Plasmodium vivax- Life Cycle in Man and in Mosquito


Plasmodium vivax is a protozoal parasite that infects humans and causes malaria, a life-threatening disease that is transmitted by some types of mosquitoes. It is the most common and widely distributed cause of recurring malaria, which means that it can cause repeated episodes of fever and illness in the infected person.

Plasmodium vivax is mainly found in Asia, Latin America, and some parts of Africa. It is believed to have originated in Asia, but recent studies have shown that it is closely related to parasites that infect wild chimpanzees and gorillas in central Africa.

Plasmodium vivax has a complex life cycle that involves two hosts: humans and female Anopheles mosquitoes. In humans, it undergoes asexual reproduction by multiple fission in the liver cells and red blood cells, causing damage to these organs and symptoms such as fever, chills, headache, and anemia.
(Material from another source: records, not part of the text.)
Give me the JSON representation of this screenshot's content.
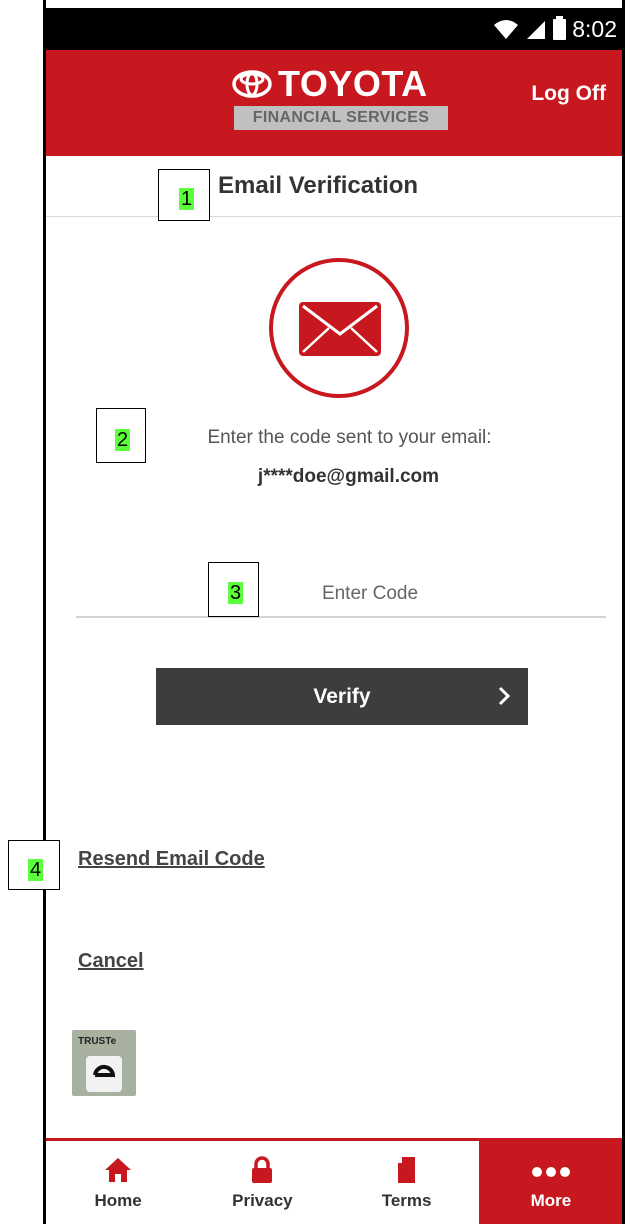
{
  "status_bar": {
    "time": "8:02"
  },
  "header": {
    "logo_word": "TOYOTA",
    "logo_sub": "FINANCIAL SERVICES",
    "logoff_label": "Log Off"
  },
  "page": {
    "title": "Email Verification",
    "instruction": "Enter the code sent to your email:",
    "email": "j****doe@gmail.com",
    "code_placeholder": "Enter Code",
    "code_value": "",
    "verify_label": "Verify",
    "resend_label": "Resend Email Code",
    "cancel_label": "Cancel",
    "truste_label": "TRUSTe"
  },
  "nav": {
    "items": [
      {
        "label": "Home",
        "icon": "home-icon",
        "active": false
      },
      {
        "label": "Privacy",
        "icon": "lock-icon",
        "active": false
      },
      {
        "label": "Terms",
        "icon": "document-icon",
        "active": false
      },
      {
        "label": "More",
        "icon": "more-dots-icon",
        "active": true
      }
    ]
  },
  "annotations": [
    "1",
    "2",
    "3",
    "4"
  ],
  "colors": {
    "brand_red": "#c8181f",
    "button_dark": "#3d3d3d",
    "marker_green": "#5cff3c"
  }
}
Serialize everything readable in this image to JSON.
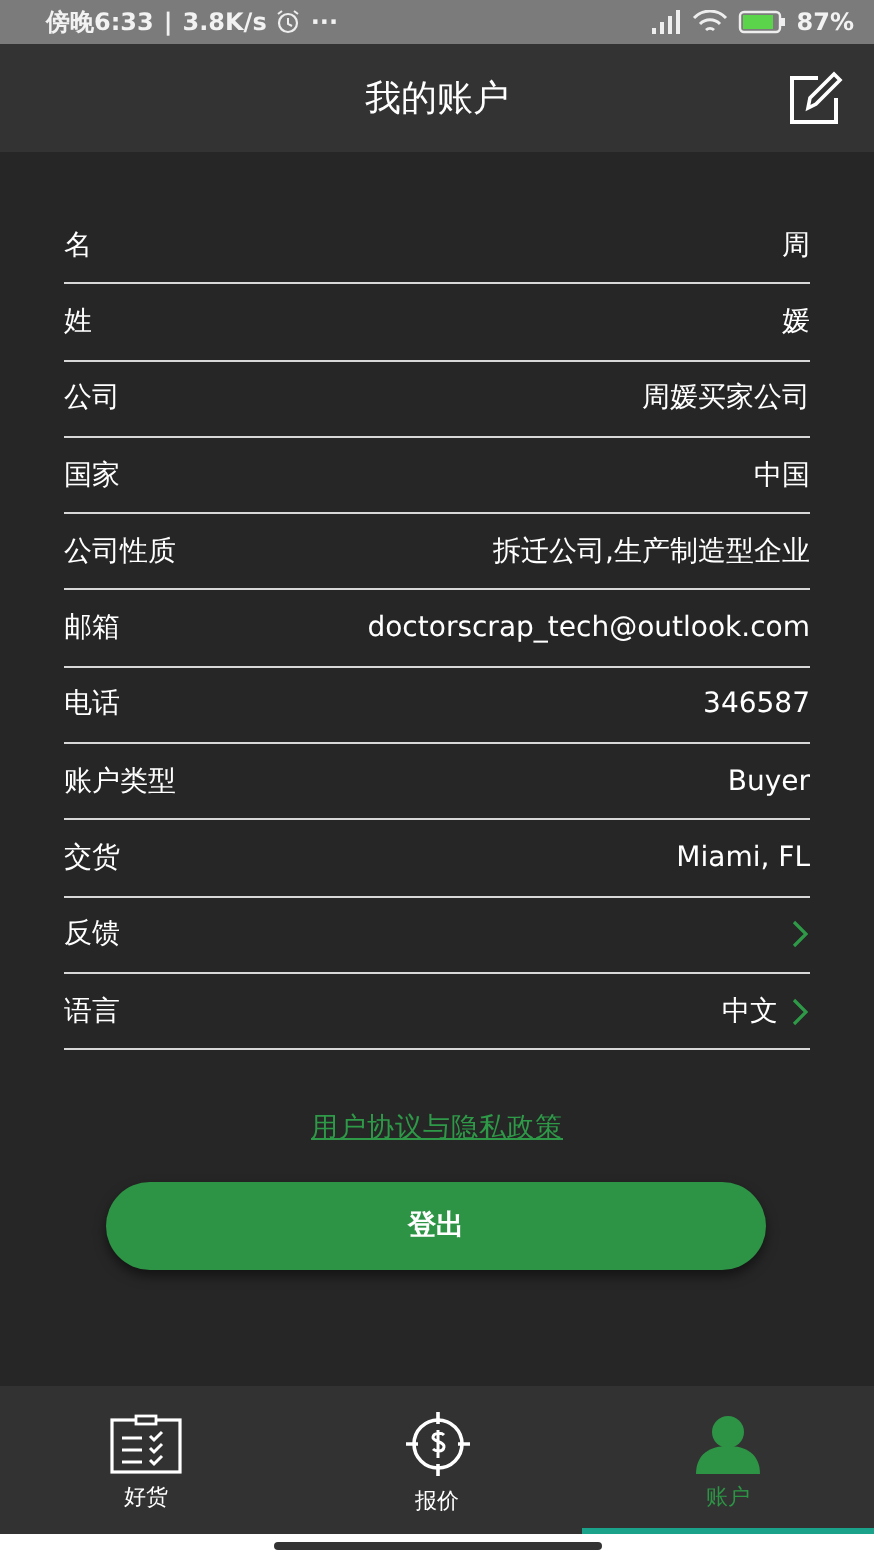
{
  "status_bar": {
    "time": "傍晚6:33",
    "separator": "|",
    "speed": "3.8K/s",
    "more": "···",
    "battery": "87%"
  },
  "header": {
    "title": "我的账户"
  },
  "fields": [
    {
      "label": "名",
      "value": "周",
      "chevron": false
    },
    {
      "label": "姓",
      "value": "媛",
      "chevron": false
    },
    {
      "label": "公司",
      "value": "周媛买家公司",
      "chevron": false
    },
    {
      "label": "国家",
      "value": "中国",
      "chevron": false
    },
    {
      "label": "公司性质",
      "value": "拆迁公司,生产制造型企业",
      "chevron": false
    },
    {
      "label": "邮箱",
      "value": "doctorscrap_tech@outlook.com",
      "chevron": false
    },
    {
      "label": "电话",
      "value": "346587",
      "chevron": false
    },
    {
      "label": "账户类型",
      "value": "Buyer",
      "chevron": false
    },
    {
      "label": "交货",
      "value": "Miami, FL",
      "chevron": false
    },
    {
      "label": "反馈",
      "chevron": true
    },
    {
      "label": "语言",
      "value": "中文",
      "chevron": true
    }
  ],
  "policy_link": "用户协议与隐私政策",
  "logout_button": "登出",
  "tabs": [
    {
      "kind": "goods",
      "label": "好货",
      "selected": false
    },
    {
      "kind": "quote",
      "label": "报价",
      "selected": false
    },
    {
      "kind": "account",
      "label": "账户",
      "selected": true
    }
  ]
}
In mosquitoes, it undergoes sexual reproduction by fusion of male and female gametes, forming a zygote that develops into infective sporozoites that can be injected into a new human host when the mosquito bites.
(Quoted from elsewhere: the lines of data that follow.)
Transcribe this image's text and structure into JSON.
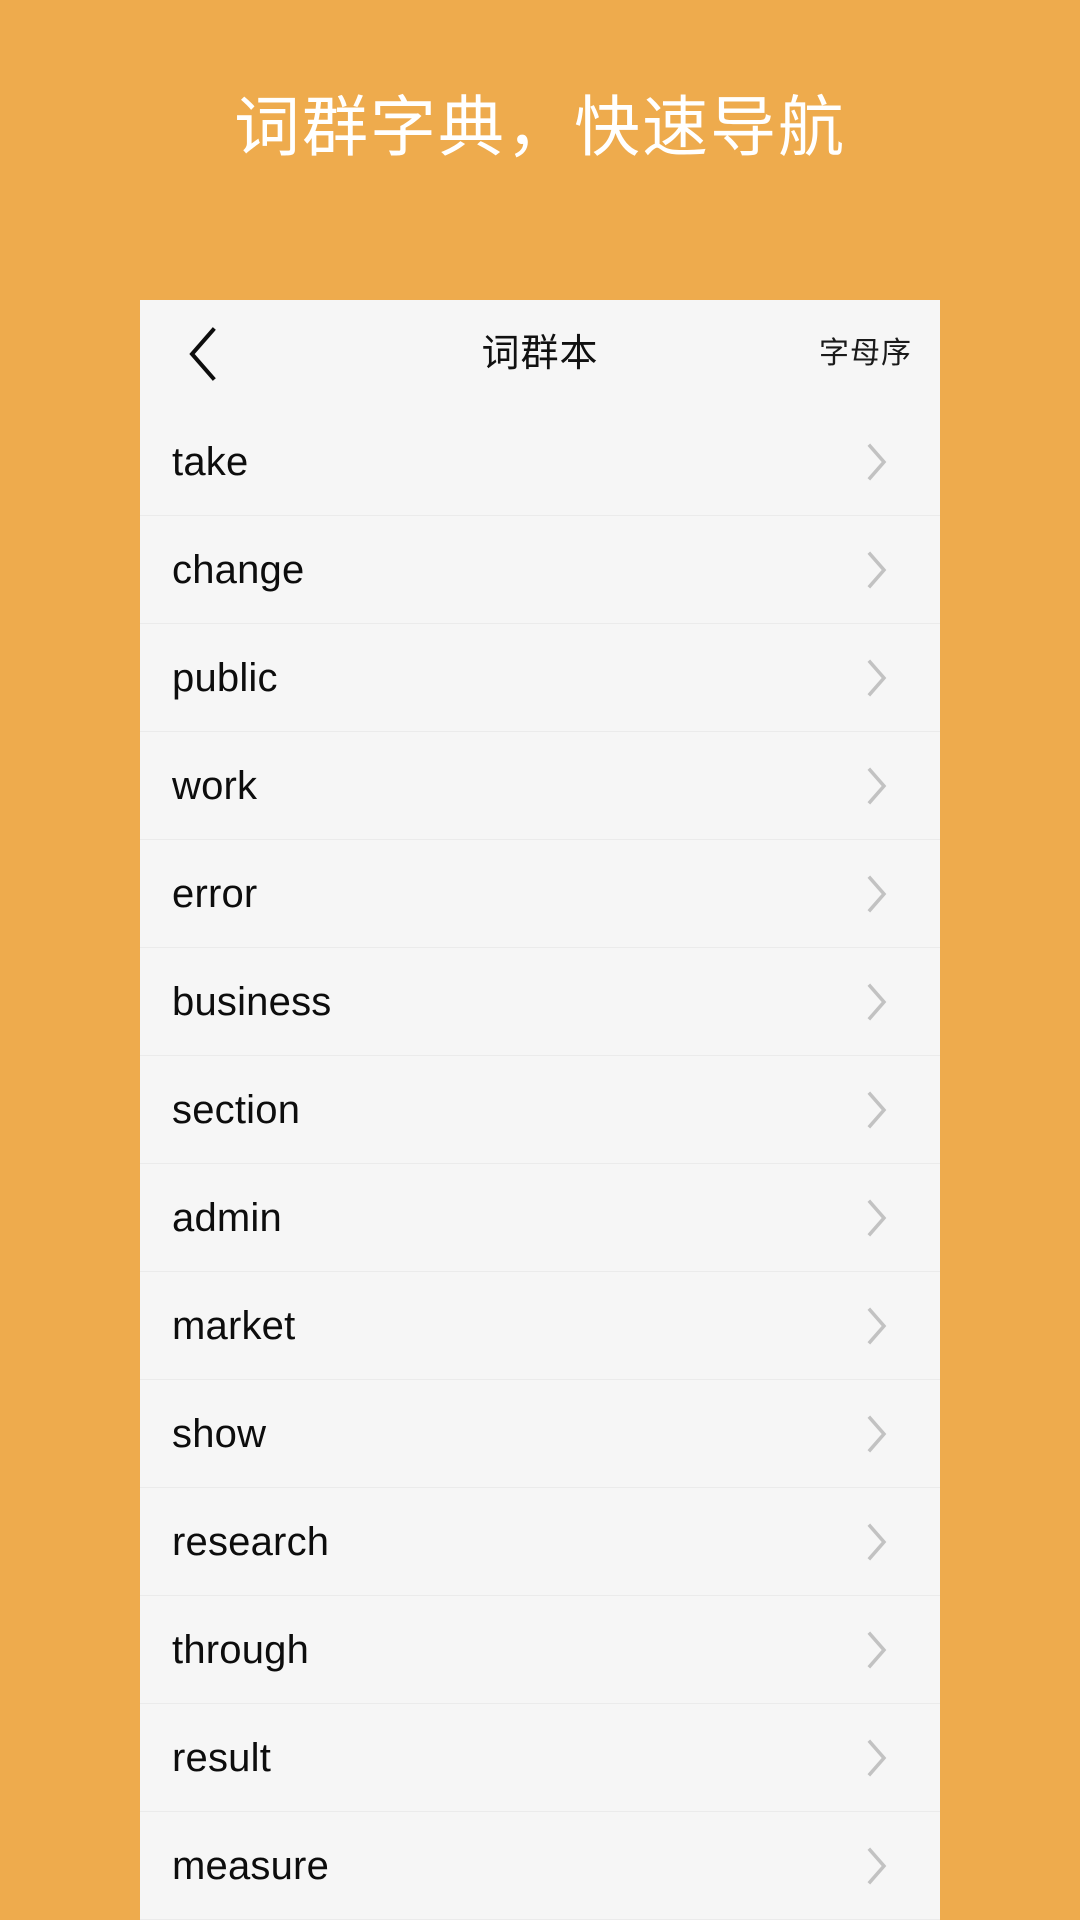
{
  "page": {
    "background_color": "#eeab4d",
    "headline": "词群字典，快速导航"
  },
  "card": {
    "background_color": "#f6f6f6",
    "navbar": {
      "back_icon": "chevron-left-icon",
      "title": "词群本",
      "action_label": "字母序"
    },
    "list": {
      "chevron_icon": "chevron-right-icon",
      "chevron_color": "#c2c2c2",
      "items": [
        {
          "label": "take"
        },
        {
          "label": "change"
        },
        {
          "label": "public"
        },
        {
          "label": "work"
        },
        {
          "label": "error"
        },
        {
          "label": "business"
        },
        {
          "label": "section"
        },
        {
          "label": "admin"
        },
        {
          "label": "market"
        },
        {
          "label": "show"
        },
        {
          "label": "research"
        },
        {
          "label": "through"
        },
        {
          "label": "result"
        },
        {
          "label": "measure"
        }
      ]
    }
  }
}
Plasmodium vivax is less virulent than Plasmodium falciparum, the deadliest malaria parasite, but it can still cause severe disease and death, especially in children under 5 years, pregnant women, travelers, and people with HIV or AIDS. Plasmodium vivax can also form dormant stages in the liver called hypnozoites, which can reactivate months or years after the initial infection and cause relapses.

Plasmodium vivax can be prevented by avoiding mosquito bites and taking antimalarial drugs. It can be diagnosed by microscopic examination of blood smears or rapid diagnostic tests. It can be treated by a combination of drugs that target both the blood and liver stages of the parasite. However, there are challenges such as drug resistance, lack of effective vaccines, and limited access to health services that hinder the control and elimination of this parasite.